Ее губы растянулись еще больше. Рука, теребившая длинное жемчужное колье, слегка распахнула блузку и игриво обвила правую грудь жемчужинами, словно подчеркивая ее линию.

– Я ни разу не позволила Хуану раздеться в моем присутствии, – ласково объяснила она. – Мне нравилось сниматься в окружении всех этих зеркал. Это очень возбуждает, вы не находите?

Малко находил. Он спрашивал себя, какую роль пышногрудая красавица с садистскими наклонностями предназначила ему. Она была хуже тупамарос. Словно прочитав его мысли, Мария-Изабель неожиданно сказала:

– Обнимите меня.

Губы у нее были теплые и упругие. Она вздрогнула, когда Малко положил ей руку на бедро, прямо над чулками, прижалась было к нему, но тут же отстранилась. Грудь ее прикрывали только жемчужины.

– Я всегда говорила себе, что было бы приятно заниматься тут любовью с мужчиной, которого я хочу.

Как знаток женщин Малко был восхищен ее бесстыдством. Когда добропорядочные дамы пускаются во все тяжкие, их уже не остановить.

– А Хуан?

Она спустила вниз юбку, демонстрируя роскошное ажурное белье ослепительной белизны.

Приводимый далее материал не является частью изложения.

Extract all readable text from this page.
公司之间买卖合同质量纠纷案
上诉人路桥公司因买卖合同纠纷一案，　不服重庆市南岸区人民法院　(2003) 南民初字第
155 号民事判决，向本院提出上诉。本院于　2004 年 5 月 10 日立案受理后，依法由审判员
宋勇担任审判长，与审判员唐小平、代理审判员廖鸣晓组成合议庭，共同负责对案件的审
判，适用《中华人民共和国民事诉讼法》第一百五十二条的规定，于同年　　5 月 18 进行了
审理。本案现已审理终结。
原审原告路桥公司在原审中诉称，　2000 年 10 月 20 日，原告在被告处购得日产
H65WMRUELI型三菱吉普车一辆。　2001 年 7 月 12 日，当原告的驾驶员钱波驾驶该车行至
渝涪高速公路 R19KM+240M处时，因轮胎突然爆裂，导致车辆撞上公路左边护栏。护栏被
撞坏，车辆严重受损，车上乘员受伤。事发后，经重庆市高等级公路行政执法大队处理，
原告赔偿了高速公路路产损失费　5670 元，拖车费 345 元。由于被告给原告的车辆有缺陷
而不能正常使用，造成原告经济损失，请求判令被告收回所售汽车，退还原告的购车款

Сногсшибательные холмики грудей и длинные крепкие ноги. Темные чулки ей очень шли.

– У Хуана до конца дня совещание, – сказала она. – С моим мужем.

Час от часу не легче.

– А что делает ваш муж?

Мария-Изабель подошла к Малко и вытянулась на своих высоких каблуках, приблизив живот почти к самому его лицу. Волосы у нее были тщательно удалены по всему телу, кроме четко очерченного черного треугольника.

Малко положил руки на пышные бедра Марии-Изабель и притянул ее к себе. Он подумал, что Мария-Изабель, прежде чем прийти сюда, наверняка приняла ванну с ароматической «Диореллой». В его удивительной памяти сохранялись и такие подробности.

– Что делает ваш муж? – чтобы не молчать, спросил Малко.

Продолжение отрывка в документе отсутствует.